To find the difference in height when the parasail is 150 of a kilometer above the water, we first need to interpret the given height. Assuming you mean "150 kilometers," that would be an extremely high altitude, typically above normal parasailing limits. However, if you actually mean \( \frac{1}{20} \) or \( \frac{1}{50} \) kilometers, let's clarify that instead.
If the height is \( \frac{150}{100} \) kilometers, this converts to 1.5 kilometers, and if it's supposed to be \( 150 \) meters, that would be \( \frac{150}{1000} = 0.15 \) kilometers.

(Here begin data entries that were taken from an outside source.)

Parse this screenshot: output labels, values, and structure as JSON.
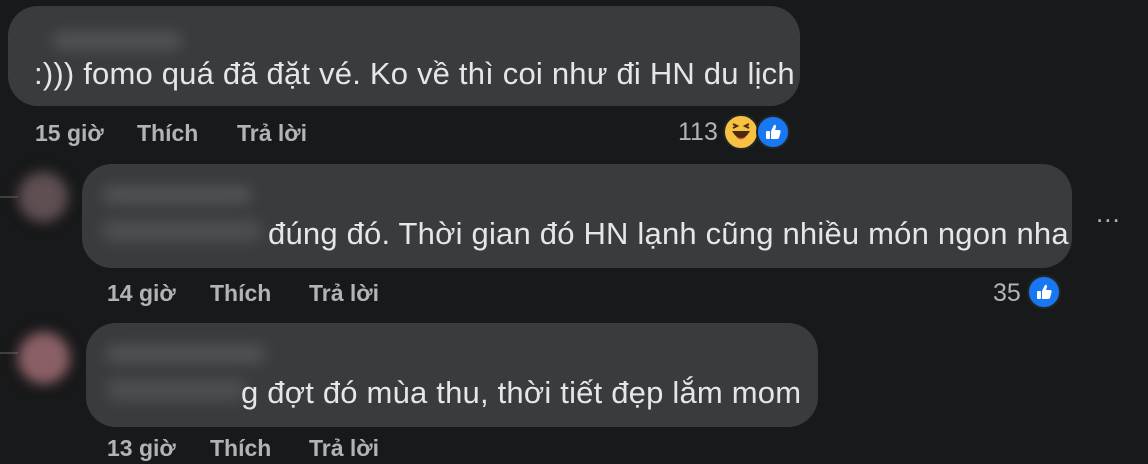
{
  "comments": [
    {
      "text": ":))) fomo quá đã đặt vé. Ko về thì coi như đi HN du lịch",
      "time": "15 giờ",
      "like_label": "Thích",
      "reply_label": "Trả lời",
      "reaction_count": "113",
      "reactions": [
        "haha-icon",
        "like-icon"
      ]
    },
    {
      "text": "đúng đó. Thời gian đó HN lạnh cũng nhiều món ngon nha",
      "time": "14 giờ",
      "like_label": "Thích",
      "reply_label": "Trả lời",
      "reaction_count": "35",
      "reactions": [
        "like-icon"
      ]
    },
    {
      "text": "g đợt đó mùa thu, thời tiết đẹp lắm mom",
      "time": "13 giờ",
      "like_label": "Thích",
      "reply_label": "Trả lời"
    }
  ],
  "more_menu_label": "...",
  "colors": {
    "background": "#18191a",
    "bubble": "#3a3b3c",
    "text": "#e4e6eb",
    "secondary_text": "#b0b3b8",
    "like_blue": "#1877f2",
    "haha_yellow": "#f7c144"
  }
}
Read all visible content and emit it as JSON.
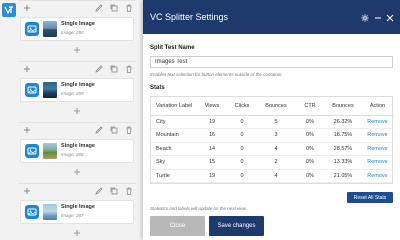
{
  "builder": {
    "elements": [
      {
        "title": "Single Image",
        "subtitle": "Image: 290"
      },
      {
        "title": "Single Image",
        "subtitle": "Image: 289"
      },
      {
        "title": "Single Image",
        "subtitle": "Image: 288"
      },
      {
        "title": "Single Image",
        "subtitle": "Image: 287"
      }
    ]
  },
  "modal": {
    "title": "VC Splitter Settings",
    "split_test_name_label": "Split Test Name",
    "split_test_name_value": "Images Test",
    "split_test_hint": "Enables text selection for button elements outside of the container.",
    "stats_label": "Stats",
    "table": {
      "headers": [
        "Variation Label",
        "Views",
        "Clicks",
        "Bounces",
        "CTR",
        "Bounces",
        "Action"
      ],
      "rows": [
        {
          "label": "City",
          "views": "19",
          "clicks": "0",
          "bounces": "5",
          "ctr": "0%",
          "bounce_rate": "26.32%",
          "action": "Remove"
        },
        {
          "label": "Mountain",
          "views": "16",
          "clicks": "0",
          "bounces": "3",
          "ctr": "0%",
          "bounce_rate": "18.75%",
          "action": "Remove"
        },
        {
          "label": "Beach",
          "views": "14",
          "clicks": "0",
          "bounces": "4",
          "ctr": "0%",
          "bounce_rate": "28.57%",
          "action": "Remove"
        },
        {
          "label": "Sky",
          "views": "15",
          "clicks": "0",
          "bounces": "2",
          "ctr": "0%",
          "bounce_rate": "13.33%",
          "action": "Remove"
        },
        {
          "label": "Turtle",
          "views": "19",
          "clicks": "0",
          "bounces": "4",
          "ctr": "0%",
          "bounce_rate": "21.05%",
          "action": "Remove"
        }
      ]
    },
    "reset_button": "Reset All Stats",
    "footnote": "Statistics and labels will update on the next view.",
    "close_button": "Close",
    "save_button": "Save changes"
  },
  "colors": {
    "header": "#1e3a6d",
    "accent": "#1e87d5",
    "reset_button": "#1e4d8f",
    "close_button": "#b8b8b8"
  },
  "icons": {
    "builder_logo": "vc-logo-icon",
    "toolbar": [
      "plus-icon",
      "pencil-icon",
      "copy-icon",
      "trash-icon"
    ],
    "element": "image-element-icon",
    "header": [
      "gear-icon",
      "minimize-icon",
      "close-icon"
    ]
  }
}
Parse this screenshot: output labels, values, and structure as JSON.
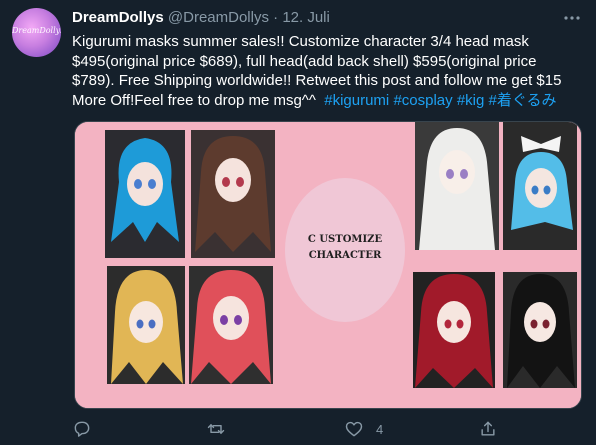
{
  "tweet": {
    "avatar_text": "DreamDollys",
    "display_name": "DreamDollys",
    "handle": "@DreamDollys",
    "separator": "·",
    "date": "12. Juli",
    "text": "Kigurumi masks summer sales!! Customize character 3/4 head mask $495(original price $689), full head(add back shell) $595(original price $789). Free Shipping worldwide!! Retweet this post and follow me get $15 More Off!Feel free to drop me msg^^  ",
    "hashtags": [
      "#kigurumi",
      "#cosplay",
      "#kig",
      "#着ぐるみ"
    ],
    "image": {
      "center_text_line1": "C USTOMIZE",
      "center_text_line2": "CHARACTER"
    },
    "actions": {
      "reply_icon": "reply-icon",
      "retweet_icon": "retweet-icon",
      "like_icon": "like-icon",
      "like_count": "4",
      "share_icon": "share-icon"
    }
  },
  "colors": {
    "background": "#15202b",
    "text": "#ffffff",
    "muted": "#8899a6",
    "hashtag": "#1da1f2",
    "media_background": "#f3b3c2"
  }
}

Let's summarize the provided responses for the heights:
- \( 120 \) kilometers
- \( \frac{1}{20} \) kilometers (which is 0.05 kilometers)
- \( 150 \) kilometers
- \( \frac{1}{50} \) kilometers (which is 0.02 kilometers)
- \( 3100 \) kilometers
- \( \frac{3}{100} \) kilometers (which is 0.03 kilometers)
- \( 7100 \) kilometers
If the target is to find the difference from a reference point, say sea level, typically the height compared would be zero. So considering the parasail height of \( 150 \) (assuming it's 150 meters or \( 0.15 \) kilometers), your task seems to ask for how much lower than another height of 0 it is.
Hence, the effectively considered height among the options provided would likely fall under \( \frac{1}{20} \) based on similarities to the exemplary 150 meters (0.15 kilometers).
It seems the question might need clarification for providing an accurate difference in height since the difference typically calculates between two known values. If you could clarify, I would be glad to assist!